Wednesday, 1 June 2016
Exhibit Hall H (San Diego Convention Center)
S. M. Jeong, J. Y. Yoon, H. S. Choi, D. S. Byeon (Korea Institute of Ceramic Engineering and Technology), E. Jung (Materials Science and Engineering, Yonsei University), Y. J. Kwon, J. Kim, Y. Kim, W. S. Seo, and M. H. Lee (Korea Institute of Ceramic Engineering and Technology)
Silicon carbide (SiC) is a wide-bandgap semiconductor with high saturation velocity and thermal conductivity. So, It is well-known as a potential substrate for high-power, high-temperature and high-frequency devices. Commercial 4H- and 6H-SiC wafers are commonly grown by physical vapor transport (PVT) method and some emerging techniques such as high temperature chemical vapor deposition (HTCVD) and top seeded solution growth (TSSG) is still under developing.

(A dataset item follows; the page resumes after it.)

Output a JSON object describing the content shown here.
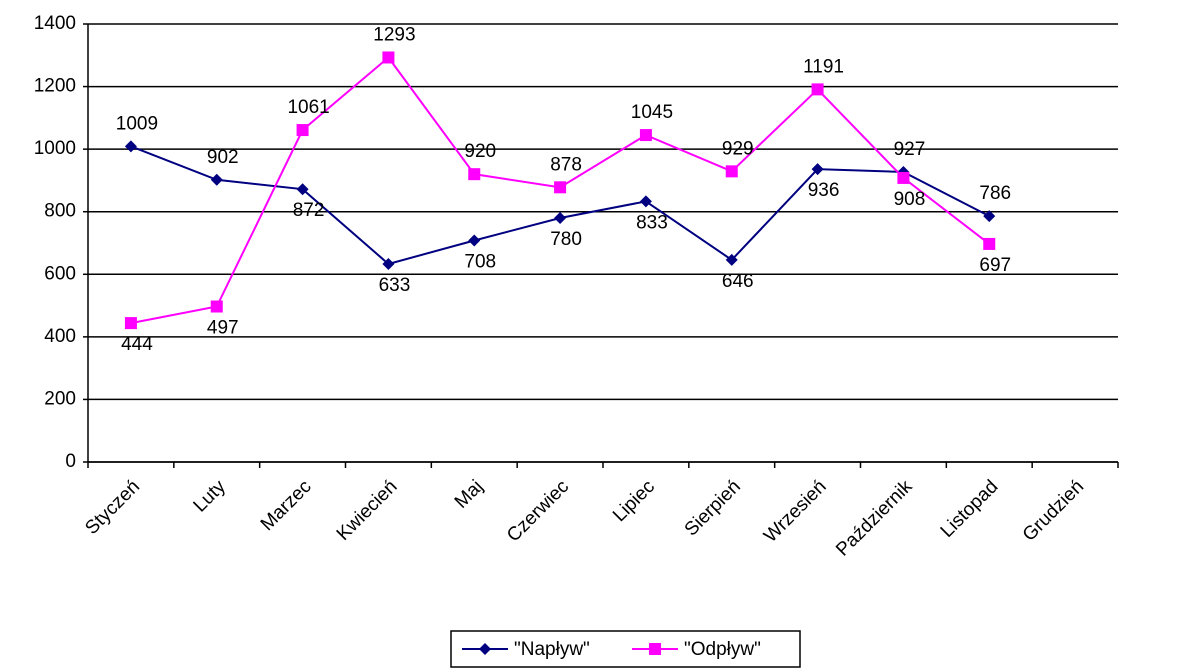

Because SiC has large number of polytypes determined by their stacking order during crystal growth, the polytype inclusion has been a common issue during SiC growth, especially at the early stage of development of new process or new equipments. When photon is incident on the surface of SiC crystal and the energy of photon is larger than the band gap of SiC (2.9 ~ 3.3eV in the UV range), the photon excites the electron in the valence band to the conduction band. Excited electron goes to the lower states emitting heat and relaxes to the valence band emitting photon that has longer wavelength that the incident light. The phenomena that wavelength is shifted to the longer wavelength by material is called fluorescence. Thus, polytypes with different energy band gap can be identified with the fluorescence color if UV ray is incident ray with sufficient energy for excite electron in the valence band.

In this study, we observed the fluorescent color of various SiC polytypes with a lab-developed UV fluorescence equipment. The UV fluorescence is non-destructive technique to characterize the grown sample without any further sample preparations, so that this technique is applied to develop a new PVT process in the early stages. SIMS, Photoluminescence and Raman spectroscopy were used for identify the fluorescence color considering polytypes, dopants and defects. Stress mapping using high resolution X-ray diffraction and Raman spectroscopy were used for analyzing the effect of polytype formation on residual stress distribution on the grown crystal. Glazing-incidence X-ray topography using white beam were conducted for evaluating the grown SiC crystals at Pohang accelerator laboratory.